The primary distinction in crime severity, of course, is between misdemeanors and felonies. A misdemeanor is a relatively minor, non-violent crime that involves property of only limited value, minor drug possession, or other prohibited acts that do not involve bodily injury. These cases are generally heard by the local trial courts of limited jurisdiction (Justice of the Peace courts, the various county courts, and Municipal courts).
Felonies are crimes that are deemed to pose a much more serious threat to society. Theft or burglary involving property of substantial value, assault, and distribution of controlled substances are all felonies. The state District courts have exclusive original jurisdiction in these cases.
Both misdemeanors and felonies, in turn, are graded according to severity. Misdemeanors are graded in classes (class A, B, and C), while felonies are graded in degrees (first-degree through third-degree, with first being the worst).

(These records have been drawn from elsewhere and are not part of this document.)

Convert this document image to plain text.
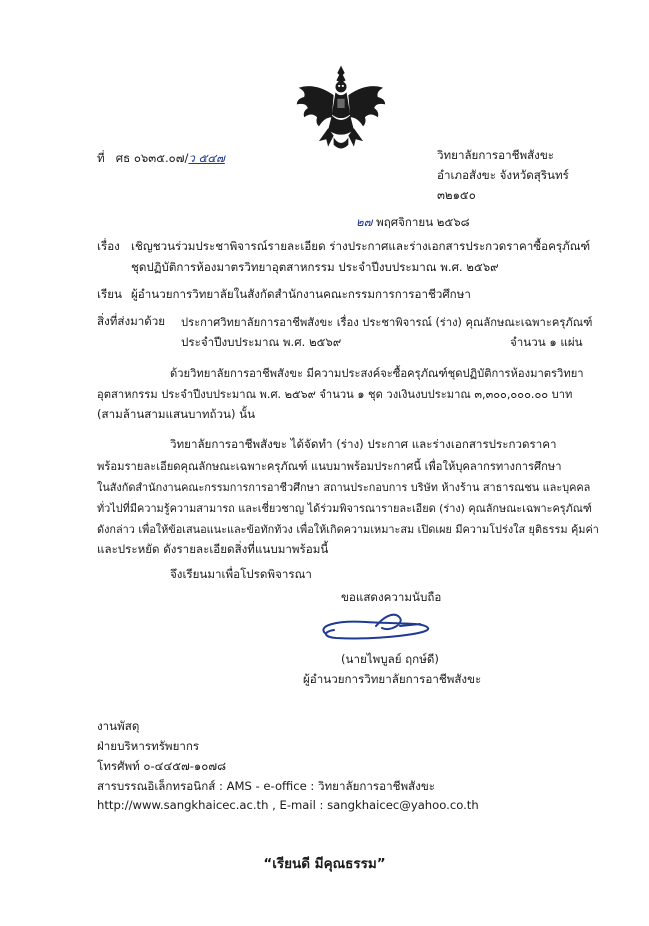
ที่ ศธ ๐๖๓๕.๐๗/ว ๕๔๗	วิทยาลัยการอาชีพสังขะ
อำเภอสังขะ จังหวัดสุรินทร์
๓๒๑๕๐
๒๗ พฤศจิกายน ๒๕๖๘
เรื่อง เชิญชวนร่วมประชาพิจารณ์รายละเอียด ร่างประกาศและร่างเอกสารประกวดราคาซื้อครุภัณฑ์
ชุดปฏิบัติการห้องมาตรวิทยาอุตสาหกรรม ประจำปีงบประมาณ พ.ศ. ๒๕๖๙
เรียน ผู้อำนวยการวิทยาลัยในสังกัดสำนักงานคณะกรรมการการอาชีวศึกษา
สิ่งที่ส่งมาด้วย ประกาศวิทยาลัยการอาชีพสังขะ เรื่อง ประชาพิจารณ์ (ร่าง) คุณลักษณะเฉพาะครุภัณฑ์
ประจำปีงบประมาณ พ.ศ. ๒๕๖๙	จำนวน ๑ แผ่น
ด้วยวิทยาลัยการอาชีพสังขะ มีความประสงค์จะซื้อครุภัณฑ์ชุดปฏิบัติการห้องมาตรวิทยา
อุตสาหกรรม ประจำปีงบประมาณ พ.ศ. ๒๕๖๙ จำนวน ๑ ชุด วงเงินงบประมาณ ๓,๓๐๐,๐๐๐.๐๐ บาท
(สามล้านสามแสนบาทถ้วน) นั้น
วิทยาลัยการอาชีพสังขะ ได้จัดทำ (ร่าง) ประกาศ และร่างเอกสารประกวดราคา
พร้อมรายละเอียดคุณลักษณะเฉพาะครุภัณฑ์ แนบมาพร้อมประกาศนี้ เพื่อให้บุคลากรทางการศึกษา
ในสังกัดสำนักงานคณะกรรมการการอาชีวศึกษา สถานประกอบการ บริษัท ห้างร้าน สาธารณชน และบุคคล
ทั่วไปที่มีความรู้ความสามารถ และเชี่ยวชาญ ได้ร่วมพิจารณารายละเอียด (ร่าง) คุณลักษณะเฉพาะครุภัณฑ์
ดังกล่าว เพื่อให้ข้อเสนอแนะและข้อทักท้วง เพื่อให้เกิดความเหมาะสม เปิดเผย มีความโปร่งใส ยุติธรรม คุ้มค่า
และประหยัด ดังรายละเอียดสิ่งที่แนบมาพร้อมนี้
จึงเรียนมาเพื่อโปรดพิจารณา
ขอแสดงความนับถือ
(นายไพบูลย์ ฤกษ์ดี)
ผู้อำนวยการวิทยาลัยการอาชีพสังขะ
งานพัสดุ
ฝ่ายบริหารทรัพยากร
โทรศัพท์ ๐-๔๔๕๗-๑๐๗๘
สารบรรณอิเล็กทรอนิกส์ : AMS - e-office : วิทยาลัยการอาชีพสังขะ
http://www.sangkhaicec.ac.th , E-mail : sangkhaicec@yahoo.co.th
“เรียนดี มีคุณธรรม”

Felony grades also include capital felony and state jail felony. Capital felonies are crimes involving murder punishable upon conviction by death. The creation of state jail felonies - so-called fourth-degree felonies that are serious, but less so than other felonies - reflects the continuing evolution of societal problems and changing social mores.
Repeat offenders may be punished more harshly than first-time offenders with enhanced punishment. These punishments involve assigning the penalty for the next higher degree of felony to a repeat offender. Enhancement may apply in the case of a second conviction for a second-degree or third-degree felony, or a third conviction for a state jail felony.